Correlators in tensor models from character calculus
A. Mironov, A. Morozov
TL;DR
The paper extends the Hurwitz/character calculus from matrix models to tensor models, focusing on rainbow and Aristotelian constructions, to efficiently compute Gaussian correlators. It shows that correlators are multi-linear combinations of dimensions $D_R(N_s)$ with all $R_s$ of the same size $m$, with coefficients given by symmetric-group characters $\psi_R$ and their generalizations; explicit results are provided for Hermitian, complex rectangular, and Aristotelian tensor models, including tri-linear dimension structures such as those for $\langle \mathcal{K}_2\rangle$ and $\langle \mathcal{K}_3\rangle$. The approach reveals deep connections to Hurwitz theory and knot-theoretic arborescent calculus, suggesting further avenues like recursion relations and topological recurrences, and sets the stage for incorporating Racah matrices in more complex correlators.
Abstract
We explain how the calculations of arXiv:1704.08648, which provided the first evidence for non-trivial structures of Gaussian correlators in tensor models, are efficiently performed with the help of the (Hurwitz) character calculus.
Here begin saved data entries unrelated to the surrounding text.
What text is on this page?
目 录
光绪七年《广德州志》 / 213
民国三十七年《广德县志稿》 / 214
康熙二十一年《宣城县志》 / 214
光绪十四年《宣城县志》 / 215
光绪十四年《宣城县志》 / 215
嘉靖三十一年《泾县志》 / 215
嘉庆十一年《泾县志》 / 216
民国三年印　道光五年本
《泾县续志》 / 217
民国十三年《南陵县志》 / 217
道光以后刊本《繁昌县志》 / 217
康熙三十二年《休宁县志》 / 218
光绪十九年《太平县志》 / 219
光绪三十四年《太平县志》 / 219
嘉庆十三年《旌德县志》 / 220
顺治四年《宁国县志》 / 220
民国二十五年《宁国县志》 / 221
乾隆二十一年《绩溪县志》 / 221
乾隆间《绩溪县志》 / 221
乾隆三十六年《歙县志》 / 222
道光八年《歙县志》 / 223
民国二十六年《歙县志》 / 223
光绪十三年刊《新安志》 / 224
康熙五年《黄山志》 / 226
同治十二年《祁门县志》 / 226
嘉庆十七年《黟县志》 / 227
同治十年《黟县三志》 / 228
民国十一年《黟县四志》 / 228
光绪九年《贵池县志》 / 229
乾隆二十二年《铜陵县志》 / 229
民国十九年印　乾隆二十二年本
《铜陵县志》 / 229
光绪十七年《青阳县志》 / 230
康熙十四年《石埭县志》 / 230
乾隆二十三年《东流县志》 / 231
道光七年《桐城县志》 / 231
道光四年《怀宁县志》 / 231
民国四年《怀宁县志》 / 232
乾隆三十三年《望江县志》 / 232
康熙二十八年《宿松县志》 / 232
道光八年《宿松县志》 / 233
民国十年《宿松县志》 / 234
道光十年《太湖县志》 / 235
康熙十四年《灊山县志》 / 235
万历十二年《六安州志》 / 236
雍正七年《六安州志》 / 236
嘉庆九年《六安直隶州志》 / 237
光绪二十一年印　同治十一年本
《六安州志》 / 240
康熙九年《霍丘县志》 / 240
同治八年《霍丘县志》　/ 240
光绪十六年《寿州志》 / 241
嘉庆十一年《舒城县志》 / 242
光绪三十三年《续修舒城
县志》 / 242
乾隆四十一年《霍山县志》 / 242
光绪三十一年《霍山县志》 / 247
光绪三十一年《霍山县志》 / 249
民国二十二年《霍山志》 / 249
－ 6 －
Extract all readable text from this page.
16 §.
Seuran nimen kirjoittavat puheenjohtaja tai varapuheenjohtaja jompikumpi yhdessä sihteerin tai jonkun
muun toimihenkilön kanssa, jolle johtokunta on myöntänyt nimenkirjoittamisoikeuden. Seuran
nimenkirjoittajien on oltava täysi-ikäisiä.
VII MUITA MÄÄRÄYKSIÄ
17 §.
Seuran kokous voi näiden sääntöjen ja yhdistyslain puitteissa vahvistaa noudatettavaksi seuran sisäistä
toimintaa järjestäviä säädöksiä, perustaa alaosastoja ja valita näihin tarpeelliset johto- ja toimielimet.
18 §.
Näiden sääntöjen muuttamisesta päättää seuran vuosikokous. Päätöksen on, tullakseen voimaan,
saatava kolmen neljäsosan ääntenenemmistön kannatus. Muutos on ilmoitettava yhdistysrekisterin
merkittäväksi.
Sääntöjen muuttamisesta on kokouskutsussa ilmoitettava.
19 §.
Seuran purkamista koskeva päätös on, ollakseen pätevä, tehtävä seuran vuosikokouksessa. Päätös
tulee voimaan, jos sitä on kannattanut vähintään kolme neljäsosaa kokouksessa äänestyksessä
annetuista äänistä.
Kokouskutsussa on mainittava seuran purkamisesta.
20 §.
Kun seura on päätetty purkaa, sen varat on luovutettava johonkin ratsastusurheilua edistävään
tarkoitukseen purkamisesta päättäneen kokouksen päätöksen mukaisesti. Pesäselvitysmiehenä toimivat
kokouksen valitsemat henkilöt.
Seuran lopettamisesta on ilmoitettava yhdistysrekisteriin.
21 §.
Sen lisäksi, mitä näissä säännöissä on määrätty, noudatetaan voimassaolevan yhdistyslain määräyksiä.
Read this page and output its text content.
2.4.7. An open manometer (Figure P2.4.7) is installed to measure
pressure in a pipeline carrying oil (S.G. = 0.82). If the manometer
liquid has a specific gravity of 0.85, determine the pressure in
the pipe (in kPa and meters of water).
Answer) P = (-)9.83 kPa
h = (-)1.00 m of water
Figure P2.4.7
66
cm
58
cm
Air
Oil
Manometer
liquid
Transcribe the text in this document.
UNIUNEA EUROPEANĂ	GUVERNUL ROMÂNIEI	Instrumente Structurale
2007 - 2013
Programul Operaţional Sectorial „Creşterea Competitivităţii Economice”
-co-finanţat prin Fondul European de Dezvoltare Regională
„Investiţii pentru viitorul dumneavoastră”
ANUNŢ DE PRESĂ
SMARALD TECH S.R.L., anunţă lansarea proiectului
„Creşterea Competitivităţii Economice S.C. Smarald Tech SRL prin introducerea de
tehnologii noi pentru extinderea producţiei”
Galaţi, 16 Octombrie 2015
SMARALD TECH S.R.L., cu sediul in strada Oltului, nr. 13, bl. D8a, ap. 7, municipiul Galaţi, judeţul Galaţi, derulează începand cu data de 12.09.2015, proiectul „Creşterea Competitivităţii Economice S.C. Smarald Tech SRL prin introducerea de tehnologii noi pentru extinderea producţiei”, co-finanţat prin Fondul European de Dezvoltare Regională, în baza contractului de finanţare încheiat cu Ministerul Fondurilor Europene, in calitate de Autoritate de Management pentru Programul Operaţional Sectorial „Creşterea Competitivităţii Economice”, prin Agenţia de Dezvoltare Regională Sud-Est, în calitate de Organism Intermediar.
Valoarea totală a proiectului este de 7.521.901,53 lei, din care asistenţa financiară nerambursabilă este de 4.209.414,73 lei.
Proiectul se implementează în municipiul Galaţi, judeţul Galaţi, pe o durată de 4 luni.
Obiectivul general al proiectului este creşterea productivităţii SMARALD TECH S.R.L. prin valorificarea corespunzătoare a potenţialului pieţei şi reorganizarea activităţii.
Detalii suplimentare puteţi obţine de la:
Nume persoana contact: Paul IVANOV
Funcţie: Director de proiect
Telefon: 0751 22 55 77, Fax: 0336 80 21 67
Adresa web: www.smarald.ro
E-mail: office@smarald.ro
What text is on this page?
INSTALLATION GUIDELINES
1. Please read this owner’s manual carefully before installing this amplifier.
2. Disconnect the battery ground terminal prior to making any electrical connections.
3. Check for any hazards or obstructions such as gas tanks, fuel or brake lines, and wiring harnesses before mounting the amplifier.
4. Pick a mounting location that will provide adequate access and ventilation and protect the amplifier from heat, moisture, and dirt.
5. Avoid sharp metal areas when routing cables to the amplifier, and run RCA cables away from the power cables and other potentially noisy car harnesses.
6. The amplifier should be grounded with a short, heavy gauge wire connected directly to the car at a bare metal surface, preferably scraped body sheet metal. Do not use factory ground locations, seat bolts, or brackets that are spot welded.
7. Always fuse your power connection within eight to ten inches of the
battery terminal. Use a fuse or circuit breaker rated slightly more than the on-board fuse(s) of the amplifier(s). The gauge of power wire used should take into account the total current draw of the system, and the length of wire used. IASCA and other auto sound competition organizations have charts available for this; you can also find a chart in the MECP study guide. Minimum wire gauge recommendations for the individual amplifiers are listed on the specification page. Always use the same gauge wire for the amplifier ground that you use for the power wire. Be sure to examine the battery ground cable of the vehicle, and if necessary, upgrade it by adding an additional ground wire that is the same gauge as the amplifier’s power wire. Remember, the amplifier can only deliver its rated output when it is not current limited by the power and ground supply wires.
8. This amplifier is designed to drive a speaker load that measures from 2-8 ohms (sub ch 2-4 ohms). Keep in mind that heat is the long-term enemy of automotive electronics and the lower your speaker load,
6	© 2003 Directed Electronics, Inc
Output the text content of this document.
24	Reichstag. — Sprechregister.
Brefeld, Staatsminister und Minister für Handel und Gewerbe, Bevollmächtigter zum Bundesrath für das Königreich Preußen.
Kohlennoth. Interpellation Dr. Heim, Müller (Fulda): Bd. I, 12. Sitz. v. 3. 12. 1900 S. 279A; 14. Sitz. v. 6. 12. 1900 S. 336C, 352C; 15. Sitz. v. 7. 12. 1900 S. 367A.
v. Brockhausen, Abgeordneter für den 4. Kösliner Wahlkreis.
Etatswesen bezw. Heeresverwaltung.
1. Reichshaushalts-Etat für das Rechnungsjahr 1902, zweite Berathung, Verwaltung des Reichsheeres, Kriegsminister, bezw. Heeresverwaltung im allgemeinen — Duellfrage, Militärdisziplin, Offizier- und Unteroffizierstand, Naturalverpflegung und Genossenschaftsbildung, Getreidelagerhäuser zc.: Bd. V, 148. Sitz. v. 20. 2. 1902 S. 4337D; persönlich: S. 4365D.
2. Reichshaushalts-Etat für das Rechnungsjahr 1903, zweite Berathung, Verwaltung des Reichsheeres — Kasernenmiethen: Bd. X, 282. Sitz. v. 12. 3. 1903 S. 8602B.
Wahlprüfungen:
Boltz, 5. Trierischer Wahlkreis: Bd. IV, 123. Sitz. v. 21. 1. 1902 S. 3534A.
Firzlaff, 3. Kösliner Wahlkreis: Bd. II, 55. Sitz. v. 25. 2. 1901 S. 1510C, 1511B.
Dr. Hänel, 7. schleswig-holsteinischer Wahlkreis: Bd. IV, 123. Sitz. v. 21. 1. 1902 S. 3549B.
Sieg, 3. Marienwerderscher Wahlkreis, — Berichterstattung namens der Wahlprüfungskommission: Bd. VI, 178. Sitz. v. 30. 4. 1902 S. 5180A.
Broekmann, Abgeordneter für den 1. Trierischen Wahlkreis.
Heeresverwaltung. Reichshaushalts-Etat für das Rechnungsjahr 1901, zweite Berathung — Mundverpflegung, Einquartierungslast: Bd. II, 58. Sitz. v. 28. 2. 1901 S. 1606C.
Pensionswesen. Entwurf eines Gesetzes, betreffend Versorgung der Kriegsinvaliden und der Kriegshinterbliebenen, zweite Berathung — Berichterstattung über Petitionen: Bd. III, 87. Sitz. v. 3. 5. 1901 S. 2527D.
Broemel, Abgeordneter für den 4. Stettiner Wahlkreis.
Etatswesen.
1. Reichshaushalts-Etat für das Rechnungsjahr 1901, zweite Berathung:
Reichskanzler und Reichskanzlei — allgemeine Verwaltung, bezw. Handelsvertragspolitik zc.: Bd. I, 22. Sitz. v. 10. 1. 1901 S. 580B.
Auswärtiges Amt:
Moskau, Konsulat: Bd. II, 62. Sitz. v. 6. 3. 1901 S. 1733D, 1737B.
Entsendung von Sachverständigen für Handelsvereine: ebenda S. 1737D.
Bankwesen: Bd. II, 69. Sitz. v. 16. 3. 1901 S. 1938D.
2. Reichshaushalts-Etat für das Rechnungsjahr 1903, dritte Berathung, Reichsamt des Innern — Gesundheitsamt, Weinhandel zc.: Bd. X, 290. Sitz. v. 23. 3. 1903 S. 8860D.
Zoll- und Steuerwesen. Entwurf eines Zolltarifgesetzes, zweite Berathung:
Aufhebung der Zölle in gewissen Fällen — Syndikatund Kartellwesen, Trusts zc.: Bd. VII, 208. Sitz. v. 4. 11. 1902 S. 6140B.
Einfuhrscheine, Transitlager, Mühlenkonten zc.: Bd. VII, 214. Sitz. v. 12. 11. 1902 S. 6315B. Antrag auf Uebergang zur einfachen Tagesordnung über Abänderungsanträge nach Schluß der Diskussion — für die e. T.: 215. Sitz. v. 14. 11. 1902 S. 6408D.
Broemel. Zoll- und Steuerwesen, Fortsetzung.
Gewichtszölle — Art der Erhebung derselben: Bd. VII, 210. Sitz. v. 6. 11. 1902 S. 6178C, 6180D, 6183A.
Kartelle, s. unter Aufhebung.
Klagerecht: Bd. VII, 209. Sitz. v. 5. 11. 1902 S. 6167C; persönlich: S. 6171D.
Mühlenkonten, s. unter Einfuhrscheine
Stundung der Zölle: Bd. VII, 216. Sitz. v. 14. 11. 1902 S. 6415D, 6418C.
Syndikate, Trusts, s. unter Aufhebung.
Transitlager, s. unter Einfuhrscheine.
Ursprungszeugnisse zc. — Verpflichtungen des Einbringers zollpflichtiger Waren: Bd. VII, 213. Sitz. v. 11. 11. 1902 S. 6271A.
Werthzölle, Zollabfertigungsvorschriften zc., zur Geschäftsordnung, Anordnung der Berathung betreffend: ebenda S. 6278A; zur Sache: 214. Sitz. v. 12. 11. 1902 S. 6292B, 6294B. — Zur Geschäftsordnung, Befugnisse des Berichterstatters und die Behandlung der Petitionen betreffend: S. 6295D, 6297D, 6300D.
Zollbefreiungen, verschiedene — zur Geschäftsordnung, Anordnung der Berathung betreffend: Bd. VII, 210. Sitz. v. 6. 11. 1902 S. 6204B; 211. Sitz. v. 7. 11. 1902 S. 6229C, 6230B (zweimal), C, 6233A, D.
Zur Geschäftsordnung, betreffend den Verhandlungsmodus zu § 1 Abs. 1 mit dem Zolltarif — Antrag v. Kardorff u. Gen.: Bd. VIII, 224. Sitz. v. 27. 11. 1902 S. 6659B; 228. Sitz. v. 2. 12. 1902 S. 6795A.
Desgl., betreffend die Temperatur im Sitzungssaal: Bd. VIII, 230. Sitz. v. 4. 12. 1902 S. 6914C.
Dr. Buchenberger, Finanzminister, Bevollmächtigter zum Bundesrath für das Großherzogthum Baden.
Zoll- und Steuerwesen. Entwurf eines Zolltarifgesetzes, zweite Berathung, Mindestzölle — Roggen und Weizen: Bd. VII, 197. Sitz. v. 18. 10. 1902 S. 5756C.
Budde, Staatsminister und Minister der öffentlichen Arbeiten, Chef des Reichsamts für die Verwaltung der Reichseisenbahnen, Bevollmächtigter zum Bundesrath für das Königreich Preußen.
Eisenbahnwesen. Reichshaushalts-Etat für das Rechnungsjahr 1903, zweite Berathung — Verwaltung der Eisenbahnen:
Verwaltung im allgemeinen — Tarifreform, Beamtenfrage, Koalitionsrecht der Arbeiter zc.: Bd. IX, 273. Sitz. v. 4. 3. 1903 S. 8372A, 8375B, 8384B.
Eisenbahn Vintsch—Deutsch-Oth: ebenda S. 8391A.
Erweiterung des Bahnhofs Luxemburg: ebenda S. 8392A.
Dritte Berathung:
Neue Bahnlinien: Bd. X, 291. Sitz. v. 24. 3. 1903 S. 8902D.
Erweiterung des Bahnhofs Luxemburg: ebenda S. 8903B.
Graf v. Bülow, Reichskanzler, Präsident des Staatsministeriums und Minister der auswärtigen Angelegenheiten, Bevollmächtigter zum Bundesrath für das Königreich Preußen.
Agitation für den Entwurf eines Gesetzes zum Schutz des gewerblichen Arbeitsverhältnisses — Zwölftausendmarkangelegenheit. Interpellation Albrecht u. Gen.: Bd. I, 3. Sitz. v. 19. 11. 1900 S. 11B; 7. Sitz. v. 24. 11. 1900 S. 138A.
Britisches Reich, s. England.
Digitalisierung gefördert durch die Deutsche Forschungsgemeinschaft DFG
This emphasizes a close similarity between technical methods in matrix and tensor models and supports a hope to understand the emerging structures in very similar terms. We claim that the $2m$-fold Gaussian correlators of rank $r$ tensors are given by $r$-linear combinations of dimensions with the Young diagrams of size $m$. The coefficients are made from the characters of the symmetric group $S_m$ and their exact form depends on the symmetries of the model. As the simplest application of this new knowledge, we provide simple expressions for correlators in the Aristotelian tensor model as tri-linear combinations of dimensions.